Сел рядом с дядькой на скамье, откинувшись плечами к перегородке, и старался ни о чем не думать. За перегородкой что-то сипело, потрескивало, взрывалось шуршанием и писком, а потом всплывал, крепчая, не очень выразительный голос. Там, за перегородкой, была операторская рубка.

Петро достал сигарету и долго похлопывал себя по карманам, ища и не находя спичек. Что-то заставило его повернуть голову: в лицо его спокойно, не моргая, заглянули немного поблекшие, улыбчиво мягкие знакомые глаза. Он не выдержал и тоже улыбнулся этим глазам неожиданно спокойно и добро и лишь потом заметил, что дядька держит в руках коробок.

— Сигарету дать? — спросил, беря спички, Петро.
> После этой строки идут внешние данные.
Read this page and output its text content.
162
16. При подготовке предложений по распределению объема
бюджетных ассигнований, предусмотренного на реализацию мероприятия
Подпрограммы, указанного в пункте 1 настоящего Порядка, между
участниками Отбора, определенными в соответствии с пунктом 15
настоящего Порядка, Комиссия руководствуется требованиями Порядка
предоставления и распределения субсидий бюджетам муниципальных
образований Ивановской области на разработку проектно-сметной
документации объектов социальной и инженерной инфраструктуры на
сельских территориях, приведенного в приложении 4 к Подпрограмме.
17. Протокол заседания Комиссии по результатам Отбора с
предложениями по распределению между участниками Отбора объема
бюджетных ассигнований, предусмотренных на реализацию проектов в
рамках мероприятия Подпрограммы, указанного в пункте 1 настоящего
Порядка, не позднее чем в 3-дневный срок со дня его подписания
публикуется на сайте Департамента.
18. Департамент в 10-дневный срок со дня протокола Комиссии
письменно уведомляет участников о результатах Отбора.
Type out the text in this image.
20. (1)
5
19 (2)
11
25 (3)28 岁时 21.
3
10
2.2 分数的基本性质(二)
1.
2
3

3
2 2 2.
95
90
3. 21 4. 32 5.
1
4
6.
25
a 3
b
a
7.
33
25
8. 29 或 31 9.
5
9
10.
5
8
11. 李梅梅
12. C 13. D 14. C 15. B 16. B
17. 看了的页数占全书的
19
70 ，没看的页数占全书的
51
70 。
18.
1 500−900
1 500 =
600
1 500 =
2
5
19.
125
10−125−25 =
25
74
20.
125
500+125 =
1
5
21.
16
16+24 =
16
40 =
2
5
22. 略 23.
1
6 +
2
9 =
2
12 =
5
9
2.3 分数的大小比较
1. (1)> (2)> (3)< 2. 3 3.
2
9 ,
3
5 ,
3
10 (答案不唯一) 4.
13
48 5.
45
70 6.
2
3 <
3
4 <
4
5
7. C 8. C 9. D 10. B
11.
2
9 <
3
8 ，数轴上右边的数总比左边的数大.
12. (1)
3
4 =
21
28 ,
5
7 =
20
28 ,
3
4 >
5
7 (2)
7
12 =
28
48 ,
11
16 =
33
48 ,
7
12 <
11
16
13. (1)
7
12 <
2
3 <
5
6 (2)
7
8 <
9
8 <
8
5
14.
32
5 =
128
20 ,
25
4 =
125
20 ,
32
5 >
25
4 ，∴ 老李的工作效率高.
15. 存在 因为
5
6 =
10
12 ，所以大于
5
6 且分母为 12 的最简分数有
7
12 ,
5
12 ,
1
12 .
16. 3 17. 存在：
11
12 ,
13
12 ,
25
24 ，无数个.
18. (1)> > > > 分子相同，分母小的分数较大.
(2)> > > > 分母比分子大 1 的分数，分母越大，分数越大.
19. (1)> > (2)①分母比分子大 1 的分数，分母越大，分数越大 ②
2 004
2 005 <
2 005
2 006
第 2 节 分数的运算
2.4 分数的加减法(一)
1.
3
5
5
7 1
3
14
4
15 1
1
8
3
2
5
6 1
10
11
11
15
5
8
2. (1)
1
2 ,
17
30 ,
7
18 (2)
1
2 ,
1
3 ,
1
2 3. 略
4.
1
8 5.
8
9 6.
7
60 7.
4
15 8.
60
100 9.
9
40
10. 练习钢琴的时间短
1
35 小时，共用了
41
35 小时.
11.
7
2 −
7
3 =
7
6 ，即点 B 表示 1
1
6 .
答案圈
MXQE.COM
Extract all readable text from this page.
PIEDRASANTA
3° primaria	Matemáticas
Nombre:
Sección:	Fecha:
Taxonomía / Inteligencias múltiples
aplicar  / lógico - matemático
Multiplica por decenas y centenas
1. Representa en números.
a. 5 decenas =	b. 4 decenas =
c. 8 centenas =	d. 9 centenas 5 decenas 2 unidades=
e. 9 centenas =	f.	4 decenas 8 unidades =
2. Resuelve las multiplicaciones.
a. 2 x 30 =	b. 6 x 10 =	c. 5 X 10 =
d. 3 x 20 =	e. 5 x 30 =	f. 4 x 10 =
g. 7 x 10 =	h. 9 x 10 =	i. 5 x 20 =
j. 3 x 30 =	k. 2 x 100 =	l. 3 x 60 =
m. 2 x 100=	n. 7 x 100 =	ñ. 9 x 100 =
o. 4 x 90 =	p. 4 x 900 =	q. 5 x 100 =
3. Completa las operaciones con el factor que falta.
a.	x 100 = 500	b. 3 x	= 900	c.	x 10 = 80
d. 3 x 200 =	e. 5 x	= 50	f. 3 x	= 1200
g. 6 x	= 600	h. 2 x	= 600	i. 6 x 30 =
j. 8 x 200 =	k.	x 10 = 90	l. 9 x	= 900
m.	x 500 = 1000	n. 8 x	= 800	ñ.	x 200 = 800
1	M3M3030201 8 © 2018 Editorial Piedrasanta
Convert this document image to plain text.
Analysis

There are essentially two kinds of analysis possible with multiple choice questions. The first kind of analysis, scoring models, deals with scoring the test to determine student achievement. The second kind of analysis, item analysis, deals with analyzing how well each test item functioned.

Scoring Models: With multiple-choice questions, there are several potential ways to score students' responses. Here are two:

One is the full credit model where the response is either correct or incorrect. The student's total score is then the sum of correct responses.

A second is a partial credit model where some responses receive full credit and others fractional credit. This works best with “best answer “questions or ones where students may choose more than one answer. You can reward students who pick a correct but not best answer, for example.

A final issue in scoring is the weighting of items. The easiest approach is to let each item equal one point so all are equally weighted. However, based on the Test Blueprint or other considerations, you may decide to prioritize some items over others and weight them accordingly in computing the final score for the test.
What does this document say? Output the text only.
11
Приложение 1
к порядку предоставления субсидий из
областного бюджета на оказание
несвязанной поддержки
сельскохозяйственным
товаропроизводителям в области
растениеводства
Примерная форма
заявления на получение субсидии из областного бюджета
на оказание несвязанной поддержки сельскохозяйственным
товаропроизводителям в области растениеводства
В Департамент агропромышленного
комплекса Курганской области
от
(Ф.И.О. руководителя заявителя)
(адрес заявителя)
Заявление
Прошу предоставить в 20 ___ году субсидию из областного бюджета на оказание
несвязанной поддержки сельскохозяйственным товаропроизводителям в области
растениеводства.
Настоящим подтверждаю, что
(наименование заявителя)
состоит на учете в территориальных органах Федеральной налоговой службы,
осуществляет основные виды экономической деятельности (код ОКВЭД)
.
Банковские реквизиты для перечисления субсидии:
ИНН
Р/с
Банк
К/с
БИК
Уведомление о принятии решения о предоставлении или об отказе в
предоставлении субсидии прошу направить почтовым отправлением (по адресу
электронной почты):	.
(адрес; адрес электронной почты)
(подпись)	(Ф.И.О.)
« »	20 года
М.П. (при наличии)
— Накурился, аж язык засох, — тихо, как бы похваляясь, сказал дядька да тут же отвернулся и снова замолк, забыл, наверное, о нем. Петро усмехнулся, прикурил и не вернул коробок, а положил осторожно на скамью. «Везет сегодня на добрых людей», — подумал он.

Время шло, а доктор все не ехал. Часто звонил телефон, и через окошко в перегородке было видно, как высокий, с тонким носом, с запавшими щеками мужчина снимал трубку, терпеливо и пространно объяснял, что самолет опаздывает, еще даже не вылетел из областного центра. Бросал трубку и садился за стол, уставленный аппаратурой, подкручивал, переключал там что-то, — опять начинало щелкать, потрескивать, как в приемнике перед грозою; разбивались, сталкиваясь, голоса и звуки, потом стихало, и мужчина в рубке монотонно запрашивал:

— Я центр-77. Центр-77. Прием, прием! — И под конец наигранно закруглял голос, и получалось непривычно: «При-йо-омм!»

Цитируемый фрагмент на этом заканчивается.